YOLOv5-Fog: A Multiobjective Visual Detection Algorithm for Fog Driving Scenes Based on Improved YOLOv5

• Published in: IEEE transactions on instrumentation and measurement Vol. 71; pp. 1 - 12
• Main Authors: Wang, Hai, Xu, Yansong, He, Youguo, Cai, Yingfeng, Chen, Long, Li, Yicheng, Sotelo, Miguel Angel, Li, Zhixiong
• Format: Journal Article
• Language: English
• Published: New York IEEE 2022; The Institute of Electrical and Electronics Engineers, Inc. (IEEE)

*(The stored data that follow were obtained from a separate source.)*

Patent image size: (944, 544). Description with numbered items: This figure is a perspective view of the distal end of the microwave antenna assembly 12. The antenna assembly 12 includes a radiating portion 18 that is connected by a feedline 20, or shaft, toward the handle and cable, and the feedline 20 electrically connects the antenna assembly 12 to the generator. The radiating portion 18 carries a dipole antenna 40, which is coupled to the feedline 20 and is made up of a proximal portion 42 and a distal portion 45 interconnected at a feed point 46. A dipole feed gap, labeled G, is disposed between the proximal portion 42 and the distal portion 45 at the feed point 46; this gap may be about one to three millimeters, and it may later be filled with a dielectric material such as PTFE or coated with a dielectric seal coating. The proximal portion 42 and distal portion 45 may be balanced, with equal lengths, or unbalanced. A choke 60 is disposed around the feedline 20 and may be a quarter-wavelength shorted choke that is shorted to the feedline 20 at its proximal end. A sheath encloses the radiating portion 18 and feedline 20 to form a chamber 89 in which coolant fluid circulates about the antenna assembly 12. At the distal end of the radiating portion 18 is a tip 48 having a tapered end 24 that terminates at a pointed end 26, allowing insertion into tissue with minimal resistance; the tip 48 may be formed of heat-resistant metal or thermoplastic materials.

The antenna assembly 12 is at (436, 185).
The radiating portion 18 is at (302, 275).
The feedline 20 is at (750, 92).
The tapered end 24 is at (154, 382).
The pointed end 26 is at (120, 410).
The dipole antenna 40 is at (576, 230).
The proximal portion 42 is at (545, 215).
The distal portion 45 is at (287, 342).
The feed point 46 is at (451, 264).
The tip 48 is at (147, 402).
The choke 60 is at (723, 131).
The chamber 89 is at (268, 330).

• Subjects: 2-D object detection; Accuracy; Algorithms; Atmospheric modeling; autonomous driving; Autonomous vehicles; complex traffic conditions; Datasets; Detection algorithms; Feature extraction; Fog; Machine learning; Meteorology; Object detection; Parameterization; Perception; Training; Virtual reality
• ISSN: 0018-9456; 1557-9662
• DOI: 10.1109/TIM.2022.3196954

With the rapid development of deep learning in recent years, the level of automatic driving perception has also increased substantially. However, automatic driving perception under adverse conditions, such as fog, remains a significant obstacle. The existing fog-oriented detection algorithms are unable to simultaneously address the detection accuracy and detection speed. Based on improved YOLOv5, this work provides a multiobject detection network for fog driving scenes. We construct a synthetic fog dataset by using the dataset of a virtual scene and the depth information of the image. Second, we present a detection network for driving in fog based on improved YOLOv5. The ResNeXt model, which has been modified by structural re-parameterization, serves as the model's backbone. We build a new feature enhancement module (FEM) in response to the lack of features in fog scene images and use the attention mechanism to help the detection network pay more attention to the more useful features in the fog scenes. The test results show that the proposed fog multitarget detection network outperforms the original YOLOv5 in terms of detection accuracy and speed. The accuracy of the Real-world Task-driven Testing Set (RTTS) public dataset is 77.8%, and the detection speed is 31 frames/s, which is 14 frames faster as compared with the original YOLOv5.